Evals & Testing

Testing traditional software is binary: assert(2 + 2 == 4). Testing AI output is fuzzy: assert("The capital is Paris") ≈ "Paris is the capital of France".

How do we build a CI/CD pipeline for agents? The industry answer is Evals.

The Hierarchy of Testing

1. Unit Tests (Deterministic)

Test the code around the LLM.

Does the prompt builder throw errors?
Does the tool parser handle empty JSON?
Does the markdown renderer crash on malicious input?

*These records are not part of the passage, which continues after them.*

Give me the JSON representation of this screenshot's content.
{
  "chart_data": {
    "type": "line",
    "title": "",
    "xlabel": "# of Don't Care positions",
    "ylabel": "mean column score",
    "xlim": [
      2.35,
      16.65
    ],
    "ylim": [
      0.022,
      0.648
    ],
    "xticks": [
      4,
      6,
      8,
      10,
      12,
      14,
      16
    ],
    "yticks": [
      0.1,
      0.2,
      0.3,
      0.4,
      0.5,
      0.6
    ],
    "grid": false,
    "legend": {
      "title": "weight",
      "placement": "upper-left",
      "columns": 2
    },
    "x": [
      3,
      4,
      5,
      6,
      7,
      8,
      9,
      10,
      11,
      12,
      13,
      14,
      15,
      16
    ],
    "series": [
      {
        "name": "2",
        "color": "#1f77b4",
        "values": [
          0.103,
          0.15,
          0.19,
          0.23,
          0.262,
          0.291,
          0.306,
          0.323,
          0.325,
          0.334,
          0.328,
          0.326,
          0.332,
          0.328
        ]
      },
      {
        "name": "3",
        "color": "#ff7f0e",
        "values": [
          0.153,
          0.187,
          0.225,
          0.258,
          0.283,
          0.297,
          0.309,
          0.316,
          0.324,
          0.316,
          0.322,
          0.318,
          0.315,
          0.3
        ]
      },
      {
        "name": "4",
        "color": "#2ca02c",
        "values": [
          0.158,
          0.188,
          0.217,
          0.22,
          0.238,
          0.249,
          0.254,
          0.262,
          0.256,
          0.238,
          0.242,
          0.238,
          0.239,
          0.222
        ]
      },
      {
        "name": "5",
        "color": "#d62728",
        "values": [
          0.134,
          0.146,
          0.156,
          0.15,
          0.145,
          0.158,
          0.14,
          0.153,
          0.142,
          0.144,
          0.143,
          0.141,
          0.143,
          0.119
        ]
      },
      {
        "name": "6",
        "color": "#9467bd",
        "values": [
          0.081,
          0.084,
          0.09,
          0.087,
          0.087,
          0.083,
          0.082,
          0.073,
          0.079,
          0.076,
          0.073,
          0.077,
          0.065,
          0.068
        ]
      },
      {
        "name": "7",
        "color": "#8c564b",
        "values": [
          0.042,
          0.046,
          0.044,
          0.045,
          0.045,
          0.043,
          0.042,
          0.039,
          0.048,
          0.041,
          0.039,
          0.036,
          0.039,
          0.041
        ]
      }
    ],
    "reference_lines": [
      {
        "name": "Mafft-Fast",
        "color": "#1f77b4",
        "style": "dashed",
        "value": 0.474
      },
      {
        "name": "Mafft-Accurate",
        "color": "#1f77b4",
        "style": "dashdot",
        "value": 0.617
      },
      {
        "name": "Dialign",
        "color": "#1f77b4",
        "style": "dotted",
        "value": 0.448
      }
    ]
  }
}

2. Model-Based Evals (LLM-as-a-Judge)

Use a stronger model (e.g., GPT-4o) to grade the output of your agent.

The Criteria:

Factuality: Is the answer supported by the context context?
Correctness: Did it solve the user's problem?
Tone/Style: Is it helpful and concise?

// Pseudo-code for LLM-as-a-Judge
async function evaluate(agentOutput, groundTruth) {
    const prompt = `
    Compare the AGENT OUTPUT with the GROUND TRUTH.
    Grade it on a scale of 0 to 1 (Fail/Pass).
    
    GROUND TRUTH: ${groundTruth}
    AGENT OUTPUT: ${agentOutput}
    `;
    
    return await strongModel.generate(prompt);
}

Building a Golden Dataset

You need a dataset of (Input, ExpectedOutput) pairs.

Cold Start: manually write 20 high-quality examples covering happy paths and edge cases.
Production Logging: log real user queries.
Curate: periodically review failed logs and add them to the Golden Dataset as regression tests.

Metrics that Matter

Pass Rate: % of test cases that pass the Judge.
Latency: P95 and P99 response times.
Cost: Average token cost per task.

Summary

You cannot improve what you cannot measure. "Vibe checks" (manually trying a few prompts) scale poorly. Build a Golden Dataset and an Eval Pipeline (using tools like Braintrust or LangSmith) to deploy with confidence.